Speaker diarization is an important and dedicated domain of speech research in which the number of speakers involved as well as the intervals during which each speaker is active is determined in an unsupervised fashion. It has a utility in a majority of applications related to audio and/or video document processing. We are interested in its application in financial services where the automatic detection of the number of speakers during phone conversations of traders, wealth brokers and contact center workers and the periods where each speaker is active could facilitate the delivery of regulatory requirements.
A typical speaker diarization system usually consists of four primary components:
1. Speech segmentation, where the input audio is segmented into short sections to reduce the chance of having more than one speaker per section. Non-speech sections are also filtered out at this stage.
2. Audio embedding extraction, where specific features that contain unique characteristics of the speaker are extracted from the segmented sections.
3. Clustering, where the extracted audio embeddings are clustered. A cluster per speaker Id is formed at this phase of the process.
4. Re-segmentation, where the clustering results are further refined to provide the final diarization results.
The main concentration of this research is on the second component, i.e. audio embedding extraction.
For many years, identity-vector (i-vector)-based audio embedding has been the dominant approach for speaker diarization. However, recently, neural network-based audio embedding has gained some attention. For instance, authors have used an LSTM network to extract audio embeddings. But, LSTM networks perform best on sequential data and the sequential nature of the audio signal has limited impact on the features that identify the unique characteristics of the speaker. Hence, LSTM networks might not be the best type of neural networks to solve this problem. On the other hand, Siamese networks have shown lots of potential in finding similarities and relationships between two comparable objects, with face recognition
being a good example of this. This work concentrates on this class of neural networks and proposes a modified version of the Siamese network for the audio embedding extraction problem. Our modified version incorporates an auxiliary loss to ensure the convergence of the model. In addition, slow cooling was implemented to facilitate the exploration of the search space*.
To train the model, a large number of audio recordings with/without background noise, i.e. babble noise, music noise, street noise, car noise and white noise, were used.

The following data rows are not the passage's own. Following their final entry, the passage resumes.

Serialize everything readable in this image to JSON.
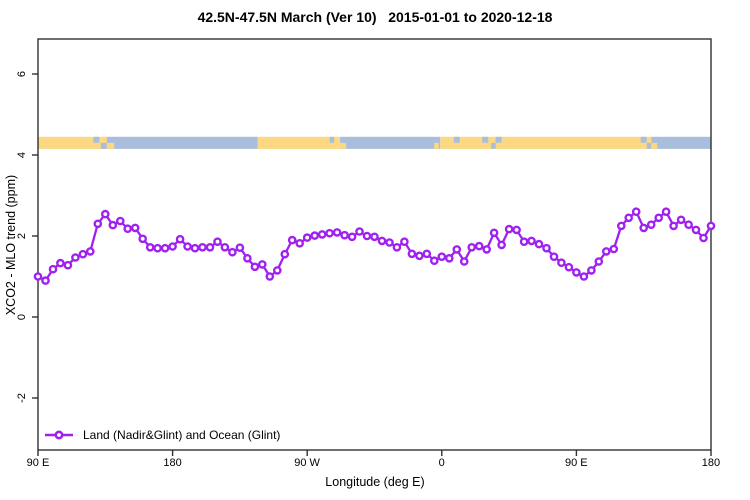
{
  "title": "42.5N-47.5N March (Ver 10)   2015-01-01 to 2020-12-18",
  "colors": {
    "line": "#a020f0",
    "marker_fill": "#ffffff",
    "land": "#fcd883",
    "ocean": "#a9bedd",
    "axis": "#303030"
  },
  "legend": {
    "label": "Land (Nadir&Glint) and Ocean (Glint)"
  },
  "chart_data": {
    "type": "line",
    "title": "42.5N-47.5N March (Ver 10)   2015-01-01 to 2020-12-18",
    "xlabel": "Longitude (deg E)",
    "ylabel": "XCO2 - MLO trend (ppm)",
    "grid": false,
    "legend_position": "bottom-left",
    "xlim_deg": [
      90,
      540
    ],
    "ylim_ppm": [
      -3.3,
      6.9
    ],
    "x_ticks": [
      {
        "deg": 90,
        "label": "90 E"
      },
      {
        "deg": 180,
        "label": "180"
      },
      {
        "deg": 270,
        "label": "90 W"
      },
      {
        "deg": 360,
        "label": "0"
      },
      {
        "deg": 450,
        "label": "90 E"
      },
      {
        "deg": 540,
        "label": "180"
      }
    ],
    "y_ticks": [
      {
        "value": 6,
        "label": "6"
      },
      {
        "value": 4,
        "label": "4"
      },
      {
        "value": 2,
        "label": "2"
      },
      {
        "value": 0,
        "label": "0"
      },
      {
        "value": -2,
        "label": "-2"
      }
    ],
    "x_start_deg": 90,
    "x_step_deg": 5,
    "series": [
      {
        "name": "Land (Nadir&Glint) and Ocean (Glint)",
        "values": [
          1.0,
          0.9,
          1.18,
          1.33,
          1.28,
          1.47,
          1.55,
          1.62,
          2.3,
          2.54,
          2.27,
          2.37,
          2.18,
          2.2,
          1.93,
          1.72,
          1.7,
          1.7,
          1.74,
          1.92,
          1.74,
          1.7,
          1.72,
          1.72,
          1.86,
          1.72,
          1.6,
          1.71,
          1.45,
          1.24,
          1.3,
          1.0,
          1.15,
          1.55,
          1.9,
          1.82,
          1.96,
          2.01,
          2.04,
          2.07,
          2.09,
          2.02,
          1.98,
          2.11,
          2.0,
          1.98,
          1.88,
          1.84,
          1.72,
          1.86,
          1.56,
          1.51,
          1.56,
          1.39,
          1.49,
          1.45,
          1.67,
          1.37,
          1.72,
          1.75,
          1.67,
          2.08,
          1.78,
          2.17,
          2.15,
          1.86,
          1.88,
          1.8,
          1.7,
          1.49,
          1.34,
          1.23,
          1.1,
          1.0,
          1.15,
          1.37,
          1.62,
          1.68,
          2.25,
          2.45,
          2.6,
          2.2,
          2.28,
          2.45,
          2.6,
          2.25,
          2.4,
          2.28,
          2.15,
          1.95,
          2.25
        ]
      }
    ],
    "surface_band": {
      "description": "land/ocean surface-type strip along latitude band",
      "y_range_ppm": [
        4.15,
        4.45
      ],
      "segments": [
        {
          "from": 90,
          "to": 136,
          "type": "land"
        },
        {
          "from": 136,
          "to": 237,
          "type": "ocean"
        },
        {
          "from": 237,
          "to": 292,
          "type": "land"
        },
        {
          "from": 292,
          "to": 359,
          "type": "ocean"
        },
        {
          "from": 359,
          "to": 500,
          "type": "land"
        },
        {
          "from": 500,
          "to": 540,
          "type": "ocean"
        }
      ],
      "patches": [
        {
          "from": 127,
          "to": 131,
          "color": "ocean",
          "v": "top"
        },
        {
          "from": 132,
          "to": 136,
          "color": "ocean",
          "v": "bottom"
        },
        {
          "from": 136,
          "to": 141,
          "color": "land",
          "v": "bottom"
        },
        {
          "from": 285,
          "to": 288,
          "color": "ocean",
          "v": "top"
        },
        {
          "from": 292,
          "to": 296,
          "color": "land",
          "v": "bottom"
        },
        {
          "from": 355,
          "to": 358,
          "color": "land",
          "v": "bottom"
        },
        {
          "from": 368,
          "to": 372,
          "color": "ocean",
          "v": "top"
        },
        {
          "from": 387,
          "to": 391,
          "color": "ocean",
          "v": "top"
        },
        {
          "from": 393,
          "to": 396,
          "color": "ocean",
          "v": "bottom"
        },
        {
          "from": 396,
          "to": 400,
          "color": "ocean",
          "v": "top"
        },
        {
          "from": 493,
          "to": 497,
          "color": "ocean",
          "v": "top"
        },
        {
          "from": 497,
          "to": 500,
          "color": "ocean",
          "v": "bottom"
        },
        {
          "from": 500,
          "to": 504,
          "color": "land",
          "v": "bottom"
        }
      ]
    }
  }
}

Our training dataset contains voices equally split between male and female speakers, and of 27 different common languages. Finally, we tested the accuracy of our model on our test dataset that contains two minutes recordings of either one or two speaker(s) speaking the same language with/without the same accent. The accuracy achieved on our test data is 98.69%.
Below is a short video of the performance of the trained model on three cases of one minute recordings of two speakers with/without background noise. The speech segmentation has been done using our previous work and no re-segmentation method has been applied to refine the results of the clustering:
It should be noted that the most difficult situation happens when both speakers are from the same gender and have the same accent. As can be seen in this video, the model does a good job in all those cases. Also, it is worth mentioning that the voice of these speakers were not used to train the model.